The story is pretty standard! There’s a family who live near Camp Crystal Lake: a single mother, her teenage daughter and her son, the monster-mad Corey Feldman! Also they have an amiable retriever dog, Gordon! Next door to them is a rental property that’s inhabited by a group of kids out for a wild time, and there is also a pair of comely twins who apparently live somewhere nearby! This, with a little ski*ny-dipping as a garnish, is precisely the formula needed to encourage the murderous rage of Jason! Although he doesn’t seem to need much encouragement, ha ha!

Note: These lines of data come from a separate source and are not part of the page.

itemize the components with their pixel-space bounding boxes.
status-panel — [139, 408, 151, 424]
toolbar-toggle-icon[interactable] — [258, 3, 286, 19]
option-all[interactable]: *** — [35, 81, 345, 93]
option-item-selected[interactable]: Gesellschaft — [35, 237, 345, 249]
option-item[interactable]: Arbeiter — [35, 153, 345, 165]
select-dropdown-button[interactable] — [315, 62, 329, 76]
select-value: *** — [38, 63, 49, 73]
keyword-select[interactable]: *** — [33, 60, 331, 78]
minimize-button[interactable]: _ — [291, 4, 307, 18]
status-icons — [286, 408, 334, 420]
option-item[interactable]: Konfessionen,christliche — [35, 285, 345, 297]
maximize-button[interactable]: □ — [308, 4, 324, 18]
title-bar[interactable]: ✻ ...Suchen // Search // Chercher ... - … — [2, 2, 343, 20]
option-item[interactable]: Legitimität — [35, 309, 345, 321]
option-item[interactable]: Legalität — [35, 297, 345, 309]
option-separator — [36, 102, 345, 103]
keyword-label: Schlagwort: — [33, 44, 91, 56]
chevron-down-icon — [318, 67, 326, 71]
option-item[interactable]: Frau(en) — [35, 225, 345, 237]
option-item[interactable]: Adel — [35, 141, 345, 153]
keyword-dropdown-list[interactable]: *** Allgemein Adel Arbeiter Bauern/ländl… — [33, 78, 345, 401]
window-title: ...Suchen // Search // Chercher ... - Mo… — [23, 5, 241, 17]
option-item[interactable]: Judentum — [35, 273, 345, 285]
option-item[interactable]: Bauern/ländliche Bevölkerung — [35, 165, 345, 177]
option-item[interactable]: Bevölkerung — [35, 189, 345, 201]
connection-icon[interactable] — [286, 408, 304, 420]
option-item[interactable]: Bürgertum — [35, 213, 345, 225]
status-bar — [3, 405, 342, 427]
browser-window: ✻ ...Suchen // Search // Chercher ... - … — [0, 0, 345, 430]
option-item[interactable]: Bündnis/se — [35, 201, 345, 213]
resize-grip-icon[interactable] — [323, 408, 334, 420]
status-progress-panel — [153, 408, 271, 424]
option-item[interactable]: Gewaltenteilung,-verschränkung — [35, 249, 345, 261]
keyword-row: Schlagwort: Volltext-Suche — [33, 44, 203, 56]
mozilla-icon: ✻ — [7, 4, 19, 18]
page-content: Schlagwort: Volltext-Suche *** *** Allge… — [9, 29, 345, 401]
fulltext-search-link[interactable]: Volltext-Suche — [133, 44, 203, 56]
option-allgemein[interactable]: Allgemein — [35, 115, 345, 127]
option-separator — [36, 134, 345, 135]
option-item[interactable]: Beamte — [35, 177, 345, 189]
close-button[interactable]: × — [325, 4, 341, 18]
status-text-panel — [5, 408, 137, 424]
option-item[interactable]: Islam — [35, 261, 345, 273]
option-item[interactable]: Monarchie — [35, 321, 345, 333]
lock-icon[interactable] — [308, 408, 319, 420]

I think the filmmakers really did intend this to be the final chapter of the Friday the 13th story! Apparently the movie was originally going to end with Jason getting his head frizzle-fried in a sort of microwave oven contraption which Corey Feldman had created for some reason, but they scrapped that because it was too outside of the established M.O. of these movies! Ha ha, if only they could see into the future of the series, with the enraged ambulance driver and the psychic lady and the space stuff and the body-hopping and all that, they’d have known there was room to move with this formula! Anyway, they settled on the famous machete-slide for Jason’s demise, which was still supposed to be pretty final; but of course the picture made quite a few ducats, and they figured out a way to continue the movies anyway!
I still kind of like this movie, because it has Crispin Glover and his insane turkey dance - he's as funny here as in Rubin & Ed - along with some pretty tasty, if abbreviated, Tom Savini trick effects! It also has a few nice directorial flourishes, like the opening shot, which might be the single most ambitious shot of the series with its complex craning and tracking and lighting and choreography, and even a helicopter! On the downside, it has even less well-developed characters than most of these pictures, a dumb script, and The Last American Virgin, who is in the film as Crispin Glover’s “friend” Ted the Computer, is a really annoying jacka*s! And can anyone tell me why Gordon the dog jumped out the window like that? And what happened to the mother? Ha ha, so many questions!
I give this picture one and a half lightning-quick haircuts!